Recent changes to the reach of the Financial Ombudsman Service (FOS) have been welcomed by some and questioned by others. The impact of these changes on consumers, financial services firms and the FOS itself is likely to be equally mixed.
For the last six years, the maximum compensation that the FOS has been able to award to a successful claimant has been £150,000. Whilst such an amount may be more than adequate to fully compensate many individual retail claimants, the FCA has recognised that, for many others, it represents an arbitrary, low ceiling that may make using the FOS unattractive. The FOS is now increasingly presented with disputes that are considerably more valuable than the cap - the FCA estimates that around 500 such complaints are submitted each year. Such claimants may well not have losses at the level to justify taking Court action, let alone the capacity to meet legal costs, and therefore could be left between a "rock and a hard place" in terms of redress.
In response, following a short consultation, the FCA has decided to increase the maximum damages payable to £350,000 for claims commenced after 1 April 2019 and to £160,000 for on-going claims. This represents a significant increase in respect of new claims. This increase will of course be welcomed by individual consumers and the raising of the cap after six years is plainly appropriate. For financial services firms, whilst a pay-out of £350,000 (and usually no costs) may not seem overly onerous, adverse FOS decisions need to be taken seriously. They often point to systemic issues that may suggest that multiple claims - also likely to be successful - will follow, the combined impact of which can be very significant indeed. This is all the more so after the increase.
In addition to raising the cap, the FCA has increased the levels of the eligibility criteria for small business to bring claims before the FOS. Accordingly, from 1 April 2019 businesses with an annual turnover of less than £6.5m and either less than 50 employees, or a balance sheet below £5m, will be eligible to use the FOS.
These changes will serve to substantially increase the number of small businesses that are entitled to use the FOS. During the consultation, many financial services firms questioned the fairness of these rises and whether a small business toward the upper end of these ranges could not afford to use the Courts.
The impact on the FOS of these changes should also not be ignored.

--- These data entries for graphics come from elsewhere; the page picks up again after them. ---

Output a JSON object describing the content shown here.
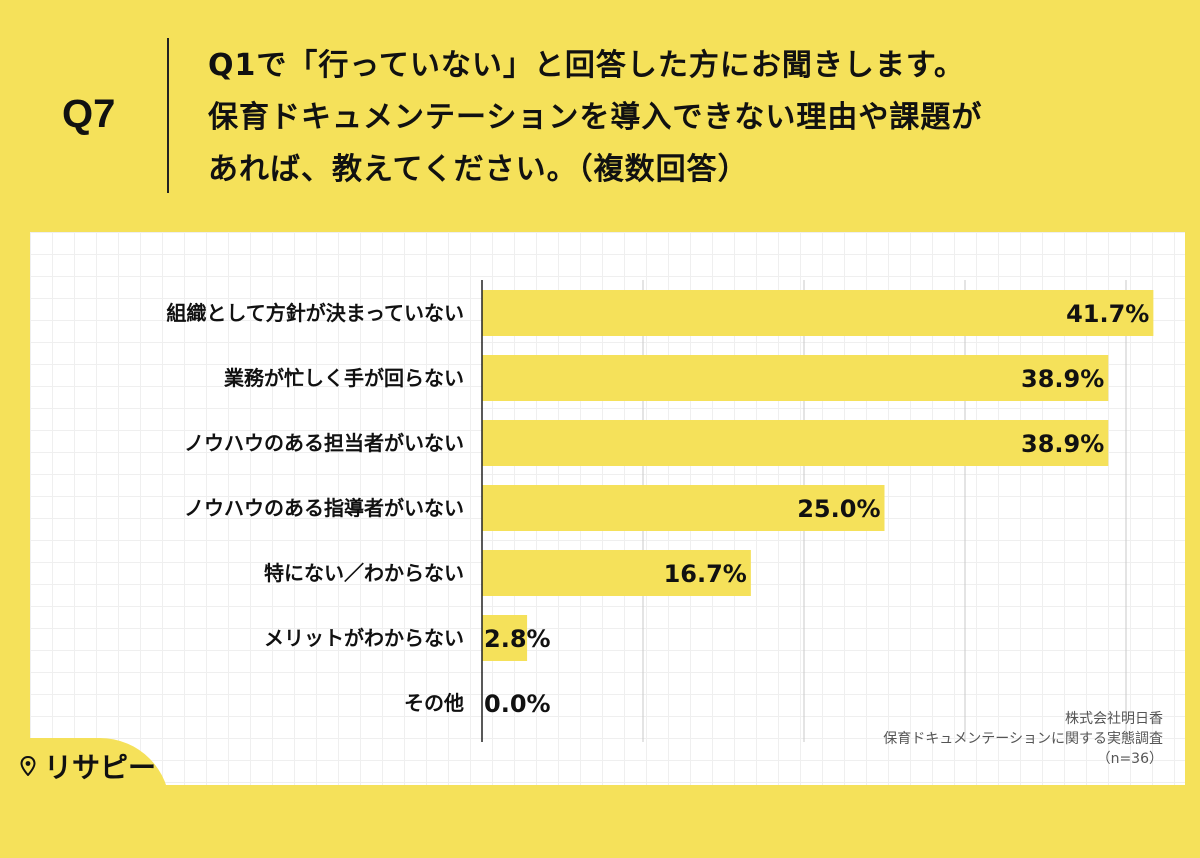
{
  "question": {
    "number": "Q7",
    "lines": [
      "Q1で「行っていない」と回答した方にお聞きします。",
      "保育ドキュメンテーションを導入できない理由や課題が",
      "あれば、教えてください。（複数回答）"
    ]
  },
  "chart_data": {
    "type": "bar",
    "orientation": "horizontal",
    "unit": "%",
    "categories": [
      "組織として方針が決まっていない",
      "業務が忙しく手が回らない",
      "ノウハウのある担当者がいない",
      "ノウハウのある指導者がいない",
      "特にない／わからない",
      "メリットがわからない",
      "その他"
    ],
    "values": [
      41.7,
      38.9,
      38.9,
      25.0,
      16.7,
      2.8,
      0.0
    ],
    "value_labels": [
      "41.7%",
      "38.9%",
      "38.9%",
      "25.0%",
      "16.7%",
      "2.8%",
      "0.0%"
    ],
    "xlim": [
      0,
      50
    ],
    "gridline_step": 10,
    "grid": true,
    "bar_color": "#F5E15A"
  },
  "source": {
    "company": "株式会社明日香",
    "survey": "保育ドキュメンテーションに関する実態調査",
    "sample": "（n=36）"
  },
  "logo": {
    "text": "リサピー",
    "icon": "location-pin-icon"
  },
  "colors": {
    "background": "#F5E15A",
    "bar": "#F5E15A",
    "text": "#111111"
  }
}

Inevitably more claims will be brought and, in turn, more vigorously defended by financial services firms. This will inevitably put more pressure on the FOS, which is already under-resourced. The FOS has reacted by bringing in extra resource in the form of 20 specialists to deal with SME cases in particular, but this may conceivably not be sufficient.
The FCA heard calls during the consultation process for the establishment of a new Tribunal, to sit between the FOS and the Courts. Whilst the FCA was supportive of that idea in principle, such a reform is unlikely any time soon. It seems likely therefore that the FOS will now be faced with a bigger and more complex caseload than ever before. This will inevitably lead to greater delays and potentially more unpredictable decision making – bad news for both claimants and defendants.